Still, I had sat there, and wondered how I'd felt about it. If I felt the same for them as I did for myself when I took my own vows. And after having seen this ceremony as many times as I have, the feeling hasn't really changed. There's a particular respect involved, knowing from experience just what exactly it means to give up almost everything you know. That it's a matter of utter faith, the belief that the choice you're making is the right one. But you'll never know if it was. Maybe not for years. The feeling that it's something you should be doing, but wondering, for time after if it was the right thing. I suppose I'm speaking for myself more than anyone else, but for me, it was a fine line. Some people don't falter and hesitate, born and made for this kind of life, and that there was no question involved in it. Others second guess. Bree never hesitated. I still wonder. Could be that's just how siblings are.

But could that just be how things are. Could be that's apart of the larger plan. That I'm supposed to wonder. Bree likes to say she's sure of everything she does. Not sure I ascribe to that. Certainty has an odd way of blinding you. She would say I second guess too much. She's probably right. I don't question my devotion or my duty or dreams. That's never been the issue. Only this nagging sense that I could've done better or differently. That kind of thinking will drive a person to drink. I suppose it's an effort to keep myself open minded. Grounded and level.

I'm not sure where I was going with all this, I feel like I'm rambling at this point. Just something I was thinking about, I suppose.

Written By Brannen

July 31, 2018, 7:57 a.m.(4/18/1009 AR)

I need to get in contact with a smith about getting a dent out of a breastplate.

For clarity's sake the dent in question is butt-shaped.

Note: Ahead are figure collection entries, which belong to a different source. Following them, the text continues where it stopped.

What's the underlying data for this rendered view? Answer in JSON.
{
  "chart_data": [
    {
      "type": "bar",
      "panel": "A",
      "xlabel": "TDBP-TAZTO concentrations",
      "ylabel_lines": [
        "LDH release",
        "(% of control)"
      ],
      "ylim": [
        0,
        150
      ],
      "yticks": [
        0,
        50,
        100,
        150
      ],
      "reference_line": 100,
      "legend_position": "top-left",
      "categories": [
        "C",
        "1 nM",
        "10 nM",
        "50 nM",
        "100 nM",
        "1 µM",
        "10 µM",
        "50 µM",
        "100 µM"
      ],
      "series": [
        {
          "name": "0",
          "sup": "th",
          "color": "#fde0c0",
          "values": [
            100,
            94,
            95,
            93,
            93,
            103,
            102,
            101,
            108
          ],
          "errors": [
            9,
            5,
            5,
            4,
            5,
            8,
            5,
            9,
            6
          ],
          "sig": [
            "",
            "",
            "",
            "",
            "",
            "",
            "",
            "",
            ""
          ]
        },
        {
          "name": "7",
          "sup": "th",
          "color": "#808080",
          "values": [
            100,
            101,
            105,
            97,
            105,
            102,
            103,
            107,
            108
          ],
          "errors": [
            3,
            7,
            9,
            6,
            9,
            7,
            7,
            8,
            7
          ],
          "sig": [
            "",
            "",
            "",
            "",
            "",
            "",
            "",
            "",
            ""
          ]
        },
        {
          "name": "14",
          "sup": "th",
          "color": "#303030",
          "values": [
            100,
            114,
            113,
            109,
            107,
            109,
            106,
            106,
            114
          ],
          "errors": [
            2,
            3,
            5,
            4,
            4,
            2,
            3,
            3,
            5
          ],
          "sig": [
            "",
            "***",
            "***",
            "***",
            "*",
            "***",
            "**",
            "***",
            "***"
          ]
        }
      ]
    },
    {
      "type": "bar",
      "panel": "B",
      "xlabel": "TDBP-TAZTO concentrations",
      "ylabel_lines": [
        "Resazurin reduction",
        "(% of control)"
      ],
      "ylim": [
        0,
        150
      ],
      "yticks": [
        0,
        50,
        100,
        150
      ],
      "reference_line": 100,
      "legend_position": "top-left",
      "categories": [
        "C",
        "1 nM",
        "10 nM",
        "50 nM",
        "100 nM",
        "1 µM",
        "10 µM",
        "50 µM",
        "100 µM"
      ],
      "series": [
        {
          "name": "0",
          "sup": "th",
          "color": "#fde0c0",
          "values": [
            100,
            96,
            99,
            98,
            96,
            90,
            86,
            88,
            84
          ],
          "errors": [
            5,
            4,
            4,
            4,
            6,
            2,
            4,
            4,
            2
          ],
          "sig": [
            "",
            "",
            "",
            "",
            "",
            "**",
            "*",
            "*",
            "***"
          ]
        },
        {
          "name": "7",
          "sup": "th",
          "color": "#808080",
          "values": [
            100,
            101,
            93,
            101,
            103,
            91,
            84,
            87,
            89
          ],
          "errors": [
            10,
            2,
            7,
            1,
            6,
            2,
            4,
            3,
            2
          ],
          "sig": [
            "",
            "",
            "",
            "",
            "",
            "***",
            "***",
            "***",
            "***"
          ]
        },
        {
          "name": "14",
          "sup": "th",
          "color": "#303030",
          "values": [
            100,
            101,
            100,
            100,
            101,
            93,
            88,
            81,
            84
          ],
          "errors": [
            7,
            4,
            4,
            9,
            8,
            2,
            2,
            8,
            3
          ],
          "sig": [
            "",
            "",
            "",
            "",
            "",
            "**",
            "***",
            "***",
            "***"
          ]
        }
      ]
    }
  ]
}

Is this going to be a problem?

Asking for a friend.

Written By Brannen

May 7, 2018, 3:18 p.m.(9/13/1008 AR)

Relationship Note on Rook

Some time ago, a man came to the shrine. He knelt down not far from me in silent prayer while I was washing clean the bricks. In manner and movement, I took him for highborn and might have never thought him otherwise had he not gently corrected me. He bore with him a finely crafted wooden chest. Once opened, it revealed a wealth of contents the likes of which I scarcely could imagine. With great humility, he asked that it be kept watch over for a period of timeā€¦ at the end of which, the gilded contents -- surely worth a lifetime of earnings for any man or woman -- be gifted to the Gods. This was done with neither fanfare, nor pageantry, nor any public credit given.

Written By Brannen

April 25, 2018, 1:13 p.m.(8/13/1008 AR)

Well, we've certainly raised the bar on these tea and coffee puns!
These are so good, it's hard to keep track of the big pitcher.
People seem to have gone ale out!

Written By Brannen

April 18, 2018, 1:34 p.m.(7/27/1008 AR)

Having escorted members of an Oathlands chapter of Mercies following loosely in the wake of the Arx missionary precession, it seems my arrival here in Arx predates that of my sister not by minutes as is our custom but rather, what is likely to be many, many days. The city is not unlike how it's often been described and for that, I can be thankful. We share barracks here with the Templars, so one is not left wanting for the sounds of bustling life all around. A daily routine, once formed, will be a great comfort to me.

Though I've not yet had the pleasure of coming face to face with the superiors to whom I am to report, their reputations precede them. Their names are rarely spoken here in Arx without affection or high esteem, lending to my belief that the pair of us coming here may indeed help to clear this dark cloud from above our heads.